At the same time, it has been so much more than a magnanimous response of resolve.
What I have seen in and around the diocese has been nothing short of incredible initiative and persistence, wrapped in a protective shield of sacramental hope and divine grace. We live in strong small communities that know how to rely on each other, even when we have to do so six feet apart and mostly through pixelated screens.
We are blessed with a shepherd bishop and pastoring priests who have tirelessly sought ways to reassure us that Jesus Christ – body, blood, soul and divinity – is still very much present among us, still able to spiritually confer the grace of communion with him even during this sacramental drought.
Often, the most terrorizing seconds on a roller coaster are the upward clickety-clacks, slowing as the peak approaches. Some people love the adrenaline rush of barreling downward. I am not one of them.
That said, I have survived roller coasters. I have made it through white-knuckled and heart-jolting twists and turns, both on two tracks and my own two feet; sometimes through my own choices, but more often than not through circumstances completely outside my control.
From what I have seen so far – in our local, diocesan and universal Church as well as our faith-filled families and supportive communities – we are not only surviving, we are thriving amidst this pandemic.
Not negating by any means the real crisis on hospitals and the war-time demands of time and resources faced by doctors, nurses and medical staff around the country (and much worse in other parts of the globe), but there are also the daily reports of individuals and companies putting themselves at the service of combating this virus and putting all hands on deck for those caring for our sick and dying, from those sewing needed face masks for local clinics to engineering students inventing and auto-makers innovating seat-cooling fans to be used as personal protective equipment.
The turning point for me – the one that has kept me feeling securely fastened and eyes wide open on this roller coaster – was a radio commentary by Al Kresta of Michigan’s Ave Maria Radio.
He acknowledged the adjustments being made globally to address the pandemic, but mentioned that “perfect love casts out fear.” Without pause, he added that fear can also cast out love.
“We know we are not called to live in fear. We are called to live boldly, but prudently,” he concluded.
Ironically the first Sunday we had to go without communal participation in Mass was Lent’s Fourth Sunday, the Laetare or “Rejoice” Sunday.
As my family gathered around the television watching Bishop Barron’s livestreamed Mass, I was distracted by my mental image of the U.S. map of the coronavirus’ geographic impact; except it wasn’t light red dots and overlapping darker red circles.
What I saw was our little part of the world – the Diocese of Superior in northwest Wisconsin, identifiable even from space under Lake Superior’s coastline – with circles of light.
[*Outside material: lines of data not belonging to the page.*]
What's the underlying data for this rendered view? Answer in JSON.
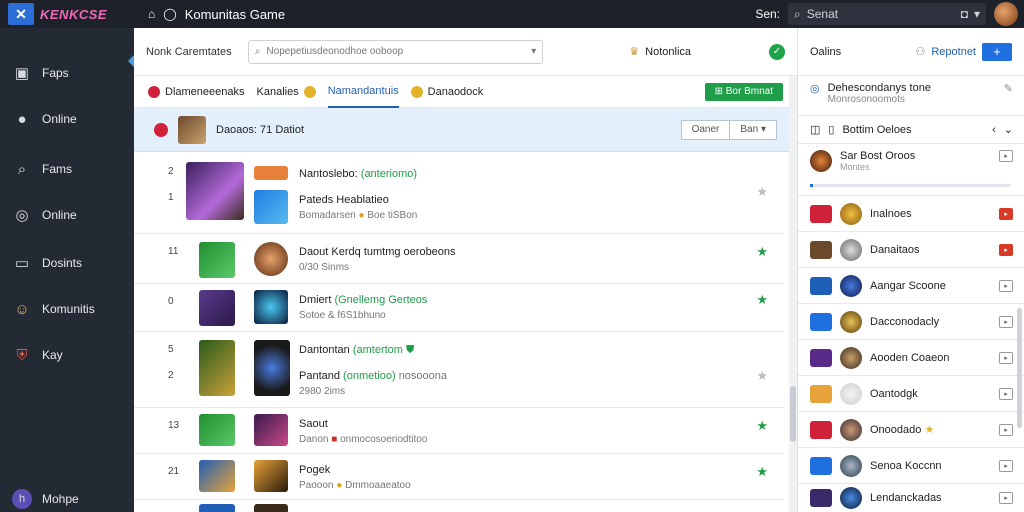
{
  "app": {
    "logo_text": "KENKCSE",
    "title": "Komunitas Game"
  },
  "topbar": {
    "label": "Sen:",
    "search_placeholder": "Senat"
  },
  "sidebar": {
    "items": [
      {
        "label": "Faps",
        "icon": "controller-icon"
      },
      {
        "label": "Online",
        "icon": "user-icon"
      },
      {
        "label": "Fams",
        "icon": "search-icon"
      },
      {
        "label": "Online",
        "icon": "compass-icon"
      },
      {
        "label": "Dosints",
        "icon": "screen-icon"
      },
      {
        "label": "Komunitis",
        "icon": "avatar-icon"
      },
      {
        "label": "Kay",
        "icon": "shield-icon"
      }
    ],
    "footer": {
      "label": "Mohpe",
      "initial": "h"
    }
  },
  "filter": {
    "label": "Nonk Caremtates",
    "placeholder": "Nopepetiusdeonodhoe ooboop",
    "notif_label": "Notonlica"
  },
  "tabs": [
    {
      "label": "Dlameneeenaks",
      "color": "#d0213b"
    },
    {
      "label": "Kanalies",
      "color": "#e2b32a"
    },
    {
      "label": "Namandantuis",
      "color": "#e2b32a",
      "active": true
    },
    {
      "label": "Danaodock",
      "color": "#e2b32a"
    }
  ],
  "tab_button": "Bor Bmnat",
  "selected": {
    "title": "Daoaos: 71 Datiot",
    "btn1": "Oaner",
    "btn2": "Ban"
  },
  "rows": [
    {
      "num1": "2",
      "num2": "1",
      "title": "Nantoslebo:",
      "title_green": "(anteriomo)",
      "line2": "Pateds Heablatieo",
      "sub": "Bomadarsen",
      "sub2": "Boe tiSBon",
      "star": "off"
    },
    {
      "num1": "11",
      "title": "Daout Kerdq tumtmg oerobeons",
      "sub": "0/30 Sinms",
      "star": "on"
    },
    {
      "num1": "0",
      "title": "Dmiert",
      "title_green": "(Gnellemg Gerteos",
      "sub": "Sotoe & f6S1bhuno",
      "star": "on"
    },
    {
      "num1": "5",
      "num2": "2",
      "title": "Dantontan",
      "title_green": "(amtertom",
      "line2": "Pantand",
      "line2_green": "(onmetioo)",
      "line2_rest": "nosooona",
      "sub": "2980 2ims",
      "star": "off"
    },
    {
      "num1": "13",
      "title": "Saout",
      "sub": "Danon",
      "sub2": "onmocosoeriodtitoo",
      "star": "on"
    },
    {
      "num1": "21",
      "title": "Pogek",
      "sub": "Paooon",
      "sub2": "Dmmoaaeatoo",
      "star": "on"
    },
    {
      "num1": "",
      "title": "",
      "sub": "",
      "star": ""
    }
  ],
  "right": {
    "head_label": "Oalins",
    "report_label": "Repotnet",
    "row_info": "Dehescondanys tone",
    "row_info_sub": "Monrosonoomots",
    "section": "Bottim Oeloes",
    "first": {
      "name": "Sar Bost Oroos",
      "sub": "Montes"
    },
    "items": [
      {
        "name": "Inalnoes",
        "act": "red"
      },
      {
        "name": "Danaitaos",
        "act": "red"
      },
      {
        "name": "Aangar Scoone",
        "act": "normal"
      },
      {
        "name": "Dacconodacly",
        "act": "normal"
      },
      {
        "name": "Aooden Coaeon",
        "act": "normal"
      },
      {
        "name": "Oantodgk",
        "act": "normal"
      },
      {
        "name": "Onoodado",
        "act": "normal"
      },
      {
        "name": "Senoa Koccnn",
        "act": "normal"
      },
      {
        "name": "Lendanckadas",
        "act": "normal"
      }
    ]
  }
}
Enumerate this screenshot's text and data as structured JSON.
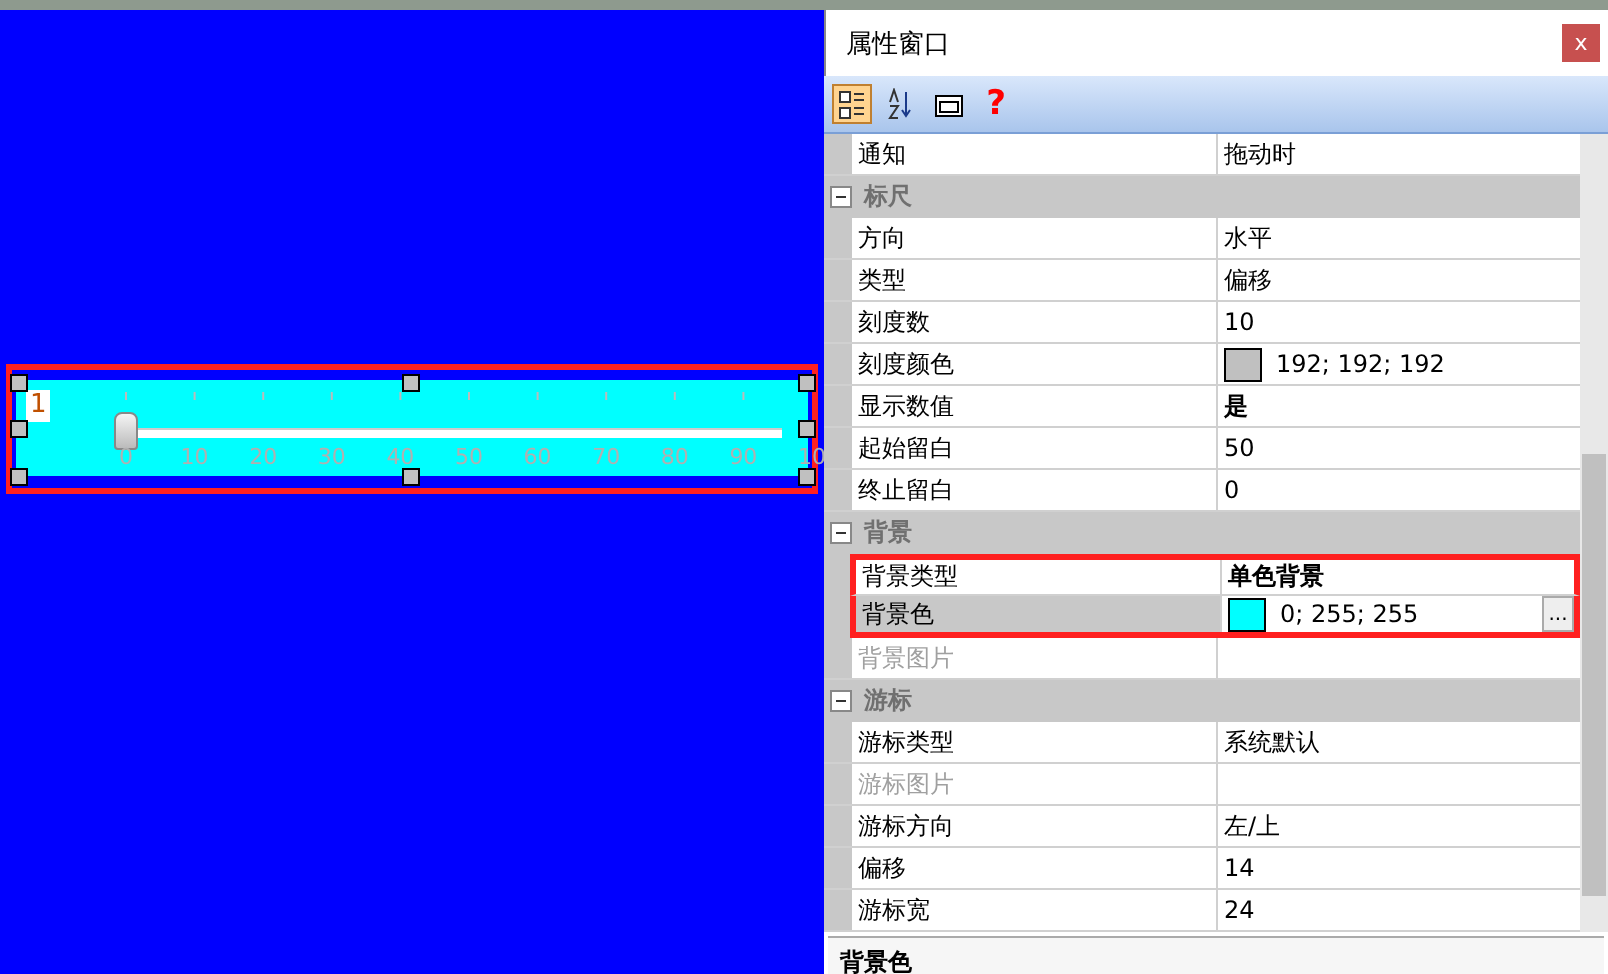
{
  "canvas": {
    "widget": {
      "label": "1",
      "selected": true,
      "highlighted": true,
      "slider": {
        "level": 0
      },
      "tick_labels": [
        "0",
        "10",
        "20",
        "30",
        "40",
        "50",
        "60",
        "70",
        "80",
        "90",
        "10"
      ]
    }
  },
  "panel": {
    "title": "属性窗口",
    "close": "x",
    "toolbar": [
      {
        "kind": "categorized",
        "selected": true
      },
      {
        "kind": "alphabetical",
        "selected": false
      },
      {
        "kind": "pages",
        "selected": false
      },
      {
        "kind": "help",
        "label": "?",
        "selected": false
      }
    ],
    "rows": [
      {
        "kind": "text",
        "name": "通知",
        "value": "拖动时",
        "selected": false,
        "disabled": false,
        "bold": false,
        "highlighted": false
      },
      {
        "kind": "group",
        "name": "标尺",
        "expanded": true
      },
      {
        "kind": "text",
        "name": "方向",
        "value": "水平",
        "selected": false,
        "disabled": false,
        "bold": false,
        "highlighted": false
      },
      {
        "kind": "text",
        "name": "类型",
        "value": "偏移",
        "selected": false,
        "disabled": false,
        "bold": false,
        "highlighted": false
      },
      {
        "kind": "text",
        "name": "刻度数",
        "value": "10",
        "selected": false,
        "disabled": false,
        "bold": false,
        "highlighted": false
      },
      {
        "kind": "color",
        "name": "刻度颜色",
        "value": "192; 192; 192",
        "color": "#c0c0c0",
        "selected": false,
        "disabled": false,
        "bold": false,
        "highlighted": false
      },
      {
        "kind": "text",
        "name": "显示数值",
        "value": "是",
        "selected": false,
        "disabled": false,
        "bold": true,
        "highlighted": false
      },
      {
        "kind": "text",
        "name": "起始留白",
        "value": "50",
        "selected": false,
        "disabled": false,
        "bold": false,
        "highlighted": false
      },
      {
        "kind": "text",
        "name": "终止留白",
        "value": "0",
        "selected": false,
        "disabled": false,
        "bold": false,
        "highlighted": false
      },
      {
        "kind": "group",
        "name": "背景",
        "expanded": true
      },
      {
        "kind": "text",
        "name": "背景类型",
        "value": "单色背景",
        "selected": false,
        "disabled": false,
        "bold": true,
        "highlighted": true
      },
      {
        "kind": "color",
        "name": "背景色",
        "value": "0; 255; 255",
        "color": "#00ffff",
        "button": "...",
        "selected": true,
        "disabled": false,
        "bold": false,
        "highlighted": true
      },
      {
        "kind": "text",
        "name": "背景图片",
        "value": "",
        "selected": false,
        "disabled": true,
        "bold": false,
        "highlighted": false
      },
      {
        "kind": "group",
        "name": "游标",
        "expanded": true
      },
      {
        "kind": "text",
        "name": "游标类型",
        "value": "系统默认",
        "selected": false,
        "disabled": false,
        "bold": false,
        "highlighted": false
      },
      {
        "kind": "text",
        "name": "游标图片",
        "value": "",
        "selected": false,
        "disabled": true,
        "bold": false,
        "highlighted": false
      },
      {
        "kind": "text",
        "name": "游标方向",
        "value": "左/上",
        "selected": false,
        "disabled": false,
        "bold": false,
        "highlighted": false
      },
      {
        "kind": "text",
        "name": "偏移",
        "value": "14",
        "selected": false,
        "disabled": false,
        "bold": false,
        "highlighted": false
      },
      {
        "kind": "text",
        "name": "游标宽",
        "value": "24",
        "selected": false,
        "disabled": false,
        "bold": false,
        "highlighted": false
      }
    ],
    "status": "背景色"
  }
}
Bright lights pulsing and emanating outwards, not from our church buildings, but from activated and ignited domestic churches.
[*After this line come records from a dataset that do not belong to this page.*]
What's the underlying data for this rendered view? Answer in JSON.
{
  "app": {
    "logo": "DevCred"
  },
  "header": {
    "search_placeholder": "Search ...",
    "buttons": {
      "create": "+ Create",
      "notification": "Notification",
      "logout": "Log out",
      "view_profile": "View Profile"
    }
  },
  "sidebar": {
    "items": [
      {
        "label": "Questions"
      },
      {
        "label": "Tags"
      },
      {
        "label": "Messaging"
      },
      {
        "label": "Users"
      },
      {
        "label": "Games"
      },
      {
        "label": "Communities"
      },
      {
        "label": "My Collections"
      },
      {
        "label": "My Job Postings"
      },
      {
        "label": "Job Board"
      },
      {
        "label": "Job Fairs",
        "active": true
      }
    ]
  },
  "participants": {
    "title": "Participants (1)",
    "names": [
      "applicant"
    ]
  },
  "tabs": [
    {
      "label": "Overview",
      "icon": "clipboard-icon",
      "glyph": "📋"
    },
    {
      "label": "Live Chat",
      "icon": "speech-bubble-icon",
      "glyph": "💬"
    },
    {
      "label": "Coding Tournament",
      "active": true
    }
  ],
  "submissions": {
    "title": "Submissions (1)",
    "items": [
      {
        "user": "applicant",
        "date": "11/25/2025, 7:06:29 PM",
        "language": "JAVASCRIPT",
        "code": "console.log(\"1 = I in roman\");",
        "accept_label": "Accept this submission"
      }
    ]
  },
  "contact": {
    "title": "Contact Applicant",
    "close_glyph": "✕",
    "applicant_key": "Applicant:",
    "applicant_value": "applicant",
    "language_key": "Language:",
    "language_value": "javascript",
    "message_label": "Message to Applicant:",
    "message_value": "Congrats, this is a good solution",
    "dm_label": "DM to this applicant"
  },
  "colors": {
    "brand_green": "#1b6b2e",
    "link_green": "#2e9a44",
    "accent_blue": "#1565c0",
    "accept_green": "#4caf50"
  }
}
Luminous and radiant Catholic believers and families, united in desire for our Lord, communing in shared and other-centered sacrifice, hungering for the Eucharist like we have never before.
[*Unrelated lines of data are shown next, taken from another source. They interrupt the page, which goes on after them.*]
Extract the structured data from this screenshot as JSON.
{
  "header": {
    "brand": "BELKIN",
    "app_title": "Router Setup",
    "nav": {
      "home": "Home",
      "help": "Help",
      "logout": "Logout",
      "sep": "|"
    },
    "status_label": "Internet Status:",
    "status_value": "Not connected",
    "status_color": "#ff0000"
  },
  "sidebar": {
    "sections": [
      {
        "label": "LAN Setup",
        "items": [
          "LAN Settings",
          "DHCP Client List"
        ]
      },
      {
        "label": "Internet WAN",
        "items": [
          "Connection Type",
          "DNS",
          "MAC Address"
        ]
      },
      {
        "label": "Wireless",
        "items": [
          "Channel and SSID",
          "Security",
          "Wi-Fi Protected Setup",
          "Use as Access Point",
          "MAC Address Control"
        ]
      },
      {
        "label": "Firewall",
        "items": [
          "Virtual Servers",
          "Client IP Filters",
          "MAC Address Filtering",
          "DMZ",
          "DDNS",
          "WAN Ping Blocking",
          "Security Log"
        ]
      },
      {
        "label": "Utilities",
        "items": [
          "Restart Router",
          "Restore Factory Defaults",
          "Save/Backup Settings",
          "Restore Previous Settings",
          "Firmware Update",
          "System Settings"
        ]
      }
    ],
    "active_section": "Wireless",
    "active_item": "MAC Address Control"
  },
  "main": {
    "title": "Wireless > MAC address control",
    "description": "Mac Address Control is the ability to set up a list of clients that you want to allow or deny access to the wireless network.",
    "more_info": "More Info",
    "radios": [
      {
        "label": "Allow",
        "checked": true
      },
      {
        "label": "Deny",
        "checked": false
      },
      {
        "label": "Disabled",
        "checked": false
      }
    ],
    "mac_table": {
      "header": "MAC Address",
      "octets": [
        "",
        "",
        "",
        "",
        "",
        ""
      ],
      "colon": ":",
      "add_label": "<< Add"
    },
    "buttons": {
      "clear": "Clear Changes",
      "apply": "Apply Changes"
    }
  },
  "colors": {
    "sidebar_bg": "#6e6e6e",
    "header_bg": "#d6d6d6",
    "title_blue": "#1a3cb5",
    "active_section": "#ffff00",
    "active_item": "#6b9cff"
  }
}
It doesn’t look like these unique Lenten sacrifices will end with Easter, but we will still be given the grace to share in Christ’s resurrection, to accept the redemption of mankind won for us by Christ on the cross and to allow our wounds to be shot through with divine and glorious light.
If we can maintain human goodwill and earnest resilience, cooperate with spirit-filled senses of boldness, prudence and surrender, we will pass this test. We will move forward accompanied by loss and grief, many lessons learned the hard way, but it is my hope and prayer that, even today, we can answer the multiple choice question presented by COVID-19 without hesitation.
Is the COVID-19 pandemic crisis: a. a teeter-totter between life and death, faith and despair; b. a roller coaster of emotions, uncertainty and unintended consequences; c. a launchpad for ingenuity, community resilience and family renewal; or d. all of the above?